Additionally, the researchers analysed glucose levels in blood samples from patients diagnosed with flu and compared it to samples from healthy people.

These were collected from volunteers during physical examinations at two Wuhan University hospitals between 2017 and 2019.

This identified a chemical pathway which metabolises glucose as playing an essential role in cytokine storms triggered by the flu virus.

‘Glucose serves as a major nutrient that fuels cellular metabolic activities.
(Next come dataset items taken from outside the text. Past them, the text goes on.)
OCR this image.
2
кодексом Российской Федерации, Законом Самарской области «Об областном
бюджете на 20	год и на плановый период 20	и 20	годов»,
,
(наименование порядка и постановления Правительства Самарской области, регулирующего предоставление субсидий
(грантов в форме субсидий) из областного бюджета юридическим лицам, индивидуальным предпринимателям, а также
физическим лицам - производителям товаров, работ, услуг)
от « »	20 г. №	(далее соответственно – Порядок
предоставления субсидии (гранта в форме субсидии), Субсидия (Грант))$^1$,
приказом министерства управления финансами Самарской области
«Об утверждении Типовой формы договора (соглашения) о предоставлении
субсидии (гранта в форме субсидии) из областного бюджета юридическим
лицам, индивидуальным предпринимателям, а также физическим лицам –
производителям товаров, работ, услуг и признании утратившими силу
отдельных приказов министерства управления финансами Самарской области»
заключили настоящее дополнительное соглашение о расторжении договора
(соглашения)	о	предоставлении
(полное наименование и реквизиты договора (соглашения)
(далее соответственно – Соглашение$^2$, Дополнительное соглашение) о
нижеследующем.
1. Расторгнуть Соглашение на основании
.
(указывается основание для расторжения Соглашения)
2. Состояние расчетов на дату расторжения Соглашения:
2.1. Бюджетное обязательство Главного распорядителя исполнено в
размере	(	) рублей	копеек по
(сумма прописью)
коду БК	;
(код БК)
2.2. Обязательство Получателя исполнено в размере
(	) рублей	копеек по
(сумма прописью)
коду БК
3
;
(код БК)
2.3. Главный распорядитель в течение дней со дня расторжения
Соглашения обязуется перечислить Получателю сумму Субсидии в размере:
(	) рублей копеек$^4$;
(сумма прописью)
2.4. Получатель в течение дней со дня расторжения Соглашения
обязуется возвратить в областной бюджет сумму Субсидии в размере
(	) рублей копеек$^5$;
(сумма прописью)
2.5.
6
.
Glucose metabolism and ]inflammatory cytokine signal network evolved together,’ said Liu.

‘Nevertheless, it remains unclear whether the two systems interact with each other during flu infection.

‘In this study, we identified a previously undescribed mechanism of flu-regulated cytokine storm, in which flu induces cytokine storm by increasing glucose metabolism.’
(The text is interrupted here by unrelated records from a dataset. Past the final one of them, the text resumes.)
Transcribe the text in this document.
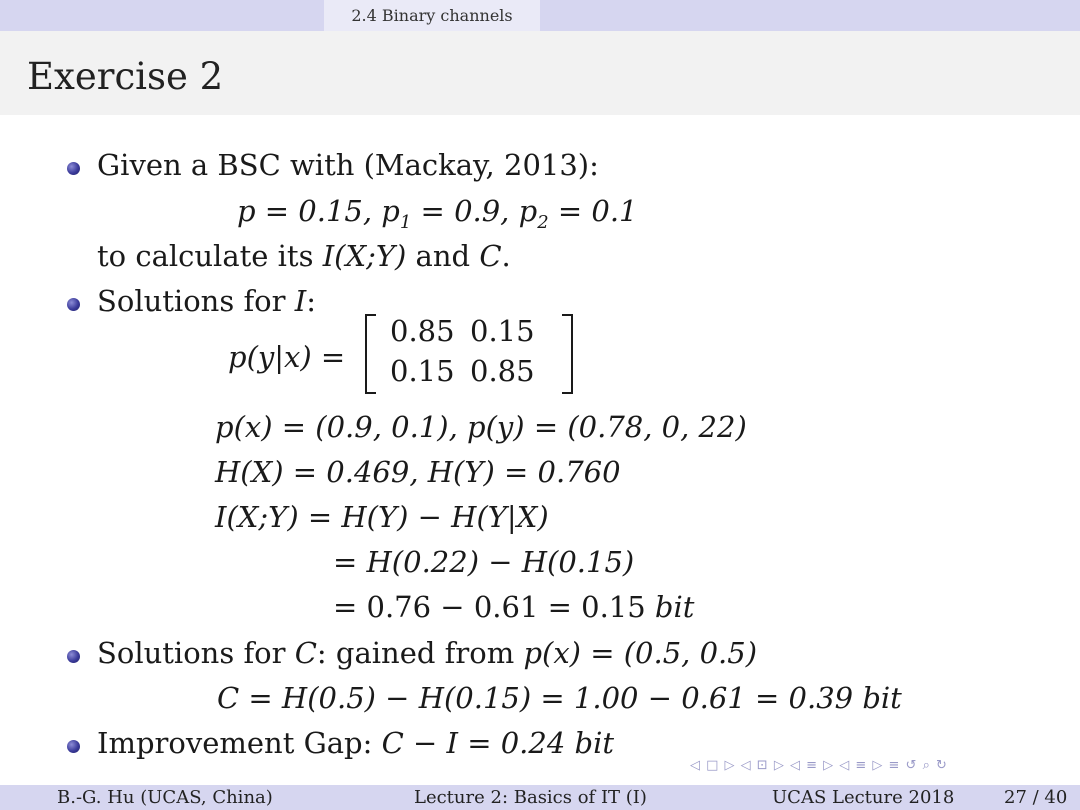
2.4 Binary channels
Exercise 2
Given a BSC with (Mackay, 2013):
p = 0.15, $p_1 = 0.9$, $p_2 = 0.1$
to calculate its I(X;Y) and C.
Solutions for I:
p(y|x) =
0.85 0.15
0.15 0.85
p(x) = (0.9, 0.1), p(y) = (0.78, 0, 22)
H(X) = 0.469, H(Y) = 0.760
I(X;Y) = H(Y) − H(Y|X)
= H(0.22) − H(0.15)
= 0.76 − 0.61 = 0.15 bit
Solutions for C: gained from p(x) = (0.5, 0.5)
C = H(0.5) − H(0.15) = 1.00 − 0.61 = 0.39 bit
Improvement Gap: C − I = 0.24 bit
◁ □ ▷ ◁ ⊡ ▷ ◁ ≡ ▷ ◁ ≡ ▷ ≡ ↺ ⌕ ↻
B.-G. Hu (UCAS, China)	Lecture 2: Basics of IT (I)	UCAS Lecture 2018	27 / 40
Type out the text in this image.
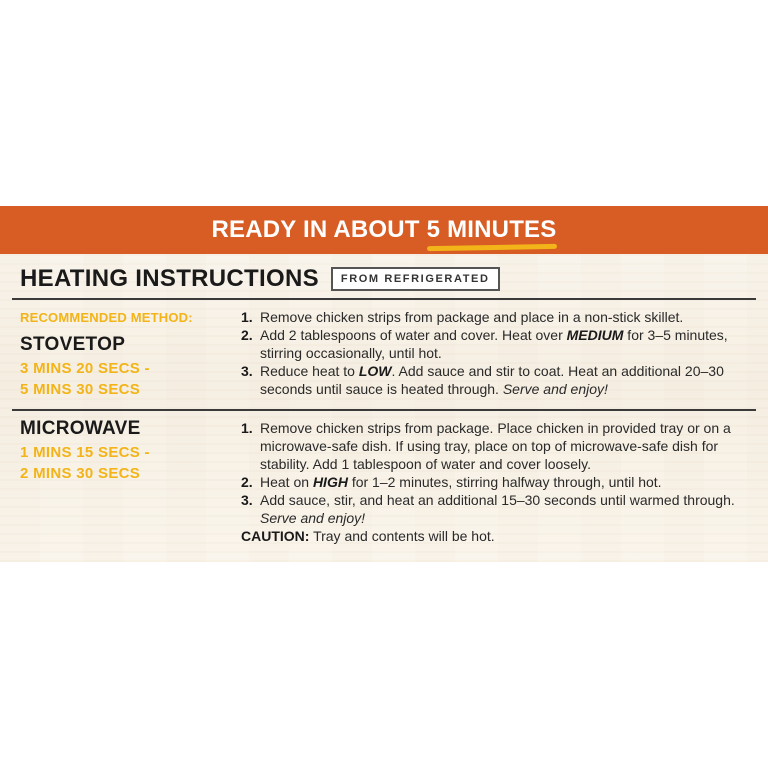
READY IN ABOUT 5 MINUTES
HEATING INSTRUCTIONS	FROM REFRIGERATED
RECOMMENDED METHOD:
STOVETOP
3 MINS 20 SECS -
5 MINS 30 SECS
1. Remove chicken strips from package and place in a non-stick skillet.
2. Add 2 tablespoons of water and cover. Heat over MEDIUM for 3–5 minutes, stirring occasionally, until hot.
3. Reduce heat to LOW. Add sauce and stir to coat. Heat an additional 20–30 seconds until sauce is heated through. Serve and enjoy!
MICROWAVE
1 MINS 15 SECS -
2 MINS 30 SECS
1. Remove chicken strips from package. Place chicken in provided tray or on a microwave-safe dish. If using tray, place on top of microwave-safe dish for stability. Add 1 tablespoon of water and cover loosely.
2. Heat on HIGH for 1–2 minutes, stirring halfway through, until hot.
3. Add sauce, stir, and heat an additional 15–30 seconds until warmed through. Serve and enjoy!
CAUTION: Tray and contents will be hot.
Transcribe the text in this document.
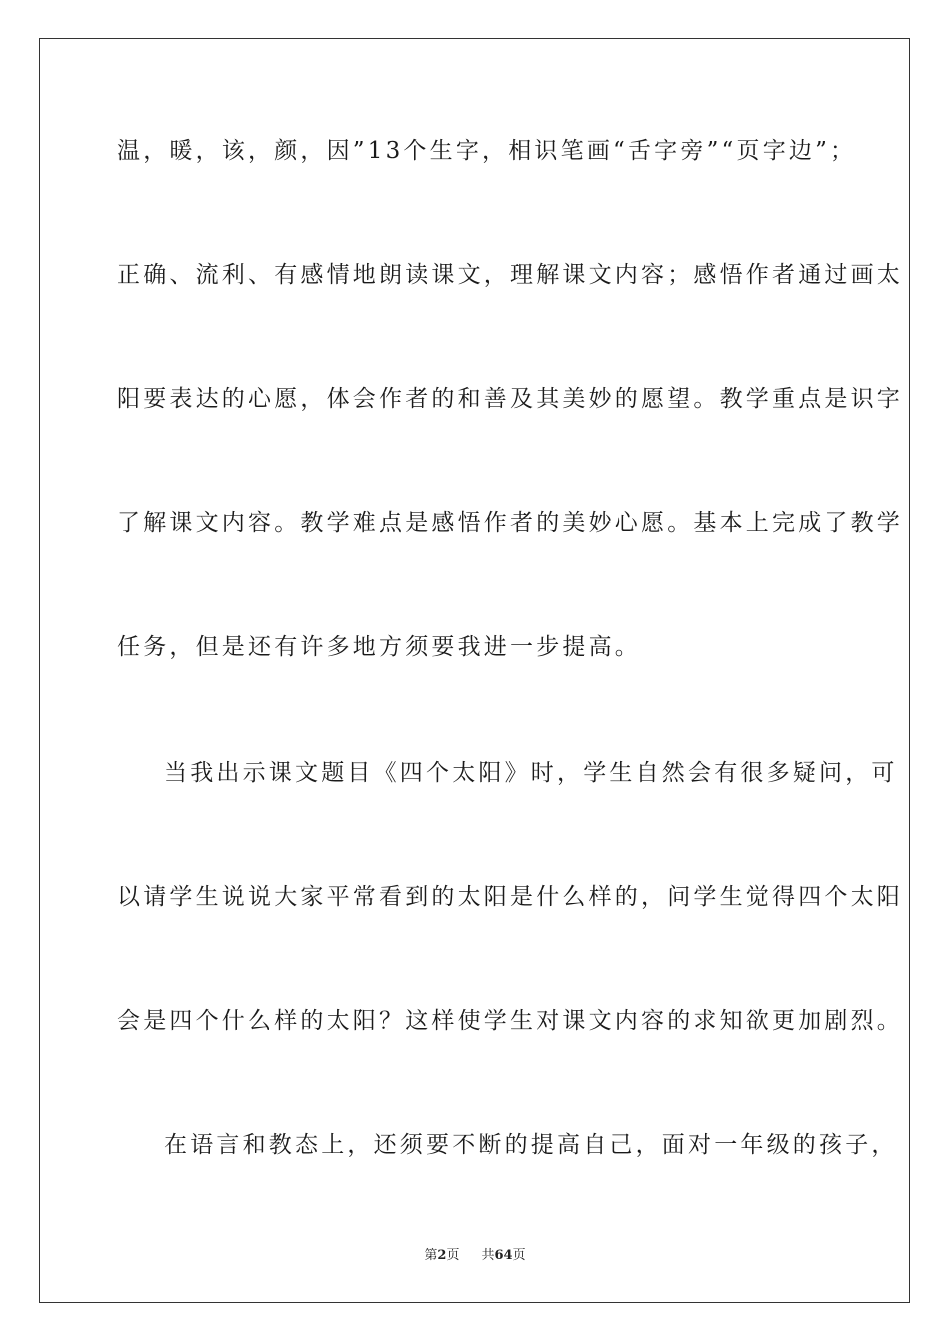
温，暖，该，颜，因”13个生字，相识笔画“舌字旁”“页字边”；
正确、流利、有感情地朗读课文，理解课文内容；感悟作者通过画太
阳要表达的心愿，体会作者的和善及其美妙的愿望。教学重点是识字
了解课文内容。教学难点是感悟作者的美妙心愿。基本上完成了教学
任务，但是还有许多地方须要我进一步提高。
当我出示课文题目《四个太阳》时，学生自然会有很多疑问，可
以请学生说说大家平常看到的太阳是什么样的，问学生觉得四个太阳
会是四个什么样的太阳？这样使学生对课文内容的求知欲更加剧烈。
在语言和教态上，还须要不断的提高自己，面对一年级的孩子，
第2页 共64页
Cytokines are small proteins released by many different cells in the body, including those of the immune system where they coordinate the body’s response against infection and trigger inflammation.

Sometimes the body’s response to infection can go into overdrive. 
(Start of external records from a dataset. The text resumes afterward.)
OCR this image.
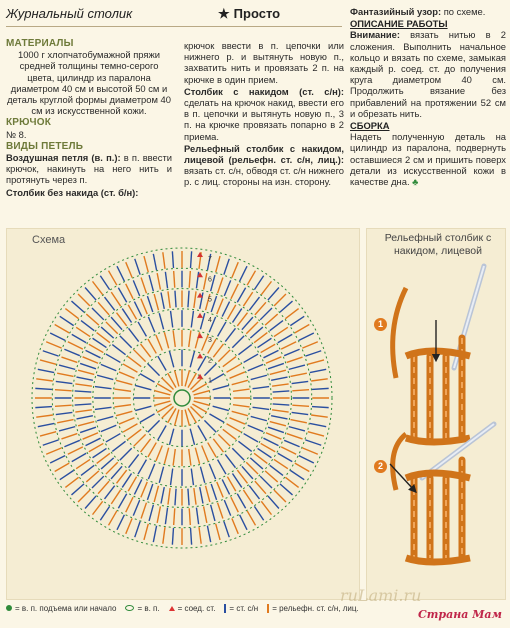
Журнальный столик	★ Просто
МАТЕРИАЛЫ

1000 г хлопчатобумажной пряжи средней толщины темно-серого цвета, цилиндр из паралона диаметром 40 см и высотой 50 см и деталь круглой формы диаметром 40 см из искусственной кожи.

КРЮЧОК

№ 8.

ВИДЫ ПЕТЕЛЬ

Воздушная петля (в. п.): в п. ввести крючок, накинуть на него нить и протянуть через п.

Столбик без накида (ст. б/н):

крючок ввести в п. цепочки или нижнего р. и вытянуть новую п., захватить нить и провязать 2 п. на крючке в один прием.

Столбик с накидом (ст. с/н): сделать на крючок накид, ввести его в п. цепочки и вытянуть новую п., 3 п. на крючке провязать попарно в 2 приема.

Рельефный столбик с накидом, лицевой (рельефн. ст. с/н, лиц.): вязать ст. с/н, обводя ст. с/н нижнего р. с лиц. стороны на изн. сторону.

Фантазийный узор: по схеме.

ОПИСАНИЕ РАБОТЫ

Внимание: вязать нитью в 2 сложения. Выполнить начальное кольцо и вязать по схеме, замыкая каждый р. соед. ст. до получения круга диаметром 40 см. Продолжить вязание без прибавлений на протяжении 52 см и обрезать нить.

СБОРКА

Надеть полученную деталь на цилиндр из паралона, подвернуть оставшиеся 2 см и пришить поверх детали из искусственной кожи в качестве дна. ♣

Схема
1
2
3
4
5
6
7
Рельефный столбик с накидом, лицевой
1
2
= в. п. подъема или начало	= в. п. = соед. ст. = ст. с/н = рельефн. ст. с/н, лиц.
ruLami.ru
Страна Мам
For example, when SARS -CoV-2 – the virus behind the pandemic – enters the lungs, it triggers an immune response.

This attracts immune cells to the region to attack the virus, resulting in localised inflammation.

But in some patients, excessive or uncontrolled levels of cytokines are released which then activate more immune cells, resulting in hyperinflammation.

This can seriously harm or even kill the patient and that is why people with diabetes have a much higher risk of dying from the virus. 

Cytokine has been increasingly recognised as a risk to health through the way it triggers inflammatory responses but it must be coupled to specific metabolic programs to support their energetic demands. 

Glucose metabolism and inflammatory cytokine signal networks are known to have evolved together but it has not been clear whether they interact during flu infection.

‘Although more research is needed to understand the delicate regulatory mechanisms between flu-induced cytokine storm and glucose metabolism, our current findings may provide a potential target for the treatment of flu infection in the future,’ said Liu.

Cytokine storms are a common complication not only of Covid-19 and flu but of other respiratory diseases caused by coronaviruses such as SARS and MERS.

They are also associated with non-infectious diseases such as multiple sclerosis and pancreatitis.

The phenomenon became more widely known after the 2005 outbreak of the avian H5N1 influenza virus, also known as ‘bird flu’, when the high fatality rate was linked to an out-of-control cytokine response.

Cytokine storms might explain why some people have a severe reaction to coronaviruses while others only experience mild symptoms.

They could also be the reason why younger people are less affected, as their immune systems are less developed and so produce lower levels of inflammation-driving cytokines.

In 2006, six healthy young men were left in intensive care with multiple organ failure as a result of an out-of-control cytokine immune response during a preclinical trial of a new kind of drug.

This reaction happened just 90 minutes after receiving a dose of the drug. 

The research has been published in the journal Science Advances. 

WHAT IS DIABETES?

Diabetes is a lifelong condition that causes a person’s blood sugar level to become too high.

There are two main types of diabetes: 

Type 1, where the body’s immune system attacks and destroys the cells that produce insulin. 

Type 2, where the body does not produce enough insulin, or the body’s cells do not react to insulin. 

Type 2 diabetes is far more common than type 1. 

In the UK, around 90% of all adults with diabetes have type 2. 

Reducing the risk of type 2 diabetes can be achieved through healthy eating, regular exercise and achieving a healthy body weight. 

The main symptoms of diabetes include: feeling very thirsty, urinating more frequently (particularly at night), feeling very tired, weight loss, and loss of muscle bulk.